A federal appeals court in Chicago this week ruled that a teacher can sue a Wisconsin school district for failing to accommodate her by not providing her with a classroom with windows and natural light.
According to the 7th U.S. Circuit Court of Appeals decision, available here, the teacher suffers from a serious disability and natural light could have helped her return to work. A Business Insurance summary of the decision is available here.
This may be the first time a U.S. appeals court has ruled on an employer failing to provide natural light as an accommodation for seasonal affective disorder, one of the teacher's attorneys told Comp Time.
Justices hearing the case did not point to other rulings on the matter either.
In its decision, the appeals court pointed out that natural light is not widely known as therapy for seasonal affective disorder.
The school district in this case eventually became aware of it from statements made by health professionals treating the teacher.

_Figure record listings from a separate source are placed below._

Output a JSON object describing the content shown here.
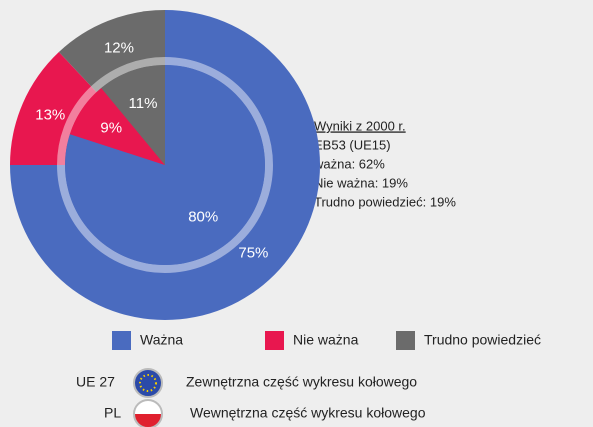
{
  "chart_data": {
    "type": "pie",
    "categories": [
      "Ważna",
      "Nie ważna",
      "Trudno powiedzieć"
    ],
    "colors": [
      "#4a6bbf",
      "#e8174f",
      "#6b6b6b"
    ],
    "series": [
      {
        "name": "UE 27",
        "description": "Zewnętrzna część wykresu kołowego",
        "values": [
          75,
          13,
          12
        ],
        "value_labels": [
          "75%",
          "13%",
          "12%"
        ]
      },
      {
        "name": "PL",
        "description": "Wewnętrzna część wykresu kołowego",
        "values": [
          80,
          9,
          11
        ],
        "value_labels": [
          "80%",
          "9%",
          "11%"
        ]
      }
    ],
    "annotation": {
      "title": "Wyniki z 2000 r.",
      "lines": [
        "EB53 (UE15)",
        "ważna: 62%",
        "Nie ważna: 19%",
        "Trudno powiedzieć: 19%"
      ]
    }
  }
}
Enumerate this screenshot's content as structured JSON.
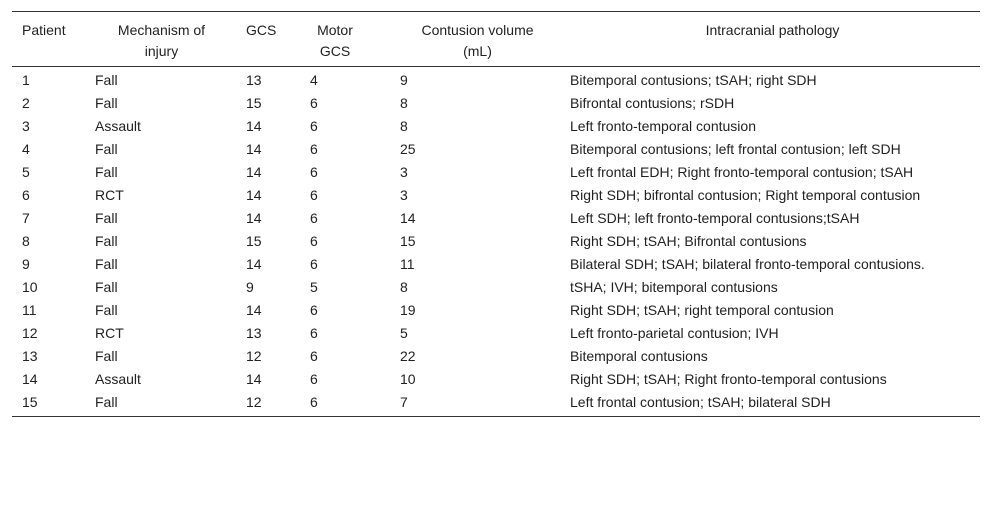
{
  "table": {
    "headers": [
      "Patient",
      "Mechanism of injury",
      "GCS",
      "Motor GCS",
      "Contusion volume (mL)",
      "Intracranial pathology"
    ],
    "rows": [
      [
        1,
        "Fall",
        13,
        4,
        9,
        "Bitemporal contusions; tSAH; right SDH"
      ],
      [
        2,
        "Fall",
        15,
        6,
        8,
        "Bifrontal contusions; rSDH"
      ],
      [
        3,
        "Assault",
        14,
        6,
        8,
        "Left fronto-temporal contusion"
      ],
      [
        4,
        "Fall",
        14,
        6,
        25,
        "Bitemporal contusions; left frontal contusion; left SDH"
      ],
      [
        5,
        "Fall",
        14,
        6,
        3,
        "Left frontal EDH; Right fronto-temporal contusion; tSAH"
      ],
      [
        6,
        "RCT",
        14,
        6,
        3,
        "Right SDH; bifrontal contusion; Right temporal contusion"
      ],
      [
        7,
        "Fall",
        14,
        6,
        14,
        "Left SDH; left fronto-temporal contusions;tSAH"
      ],
      [
        8,
        "Fall",
        15,
        6,
        15,
        "Right SDH; tSAH; Bifrontal contusions"
      ],
      [
        9,
        "Fall",
        14,
        6,
        11,
        "Bilateral SDH; tSAH; bilateral fronto-temporal contusions."
      ],
      [
        10,
        "Fall",
        9,
        5,
        8,
        "tSHA; IVH; bitemporal contusions"
      ],
      [
        11,
        "Fall",
        14,
        6,
        19,
        "Right SDH; tSAH; right temporal contusion"
      ],
      [
        12,
        "RCT",
        13,
        6,
        5,
        "Left fronto-parietal contusion; IVH"
      ],
      [
        13,
        "Fall",
        12,
        6,
        22,
        "Bitemporal contusions"
      ],
      [
        14,
        "Assault",
        14,
        6,
        10,
        "Right SDH; tSAH; Right fronto-temporal contusions"
      ],
      [
        15,
        "Fall",
        12,
        6,
        7,
        "Left frontal contusion; tSAH; bilateral SDH"
      ]
    ]
  }
}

But the district didn't move her to an alternative classroom that was available.
Other employers will now want to be aware of light therapy.
A second interesting aspect of this case is that it is the second time in two weeks that a federal appeals court hearing an ADA-related case has found against employers for practices impacting disabled employees and their ability to return to work.
Comp Time posted about a ruling last week in which the 9th U.S. Circuit Court of Appeals said an employee can sue Georgia-Pacific for violating the ADA because of the way the employer administered a physical capacity evaluation used to determine if the employee was capable of performing job functions.
As one attorney told Comp Time regarding the 9th Circuit's decision, courts are now being more aggressive in demanding that employees with disabilities be allowed to return to their jobs.
This week's ruling on natural light as an accommodation appears to bolster that theory.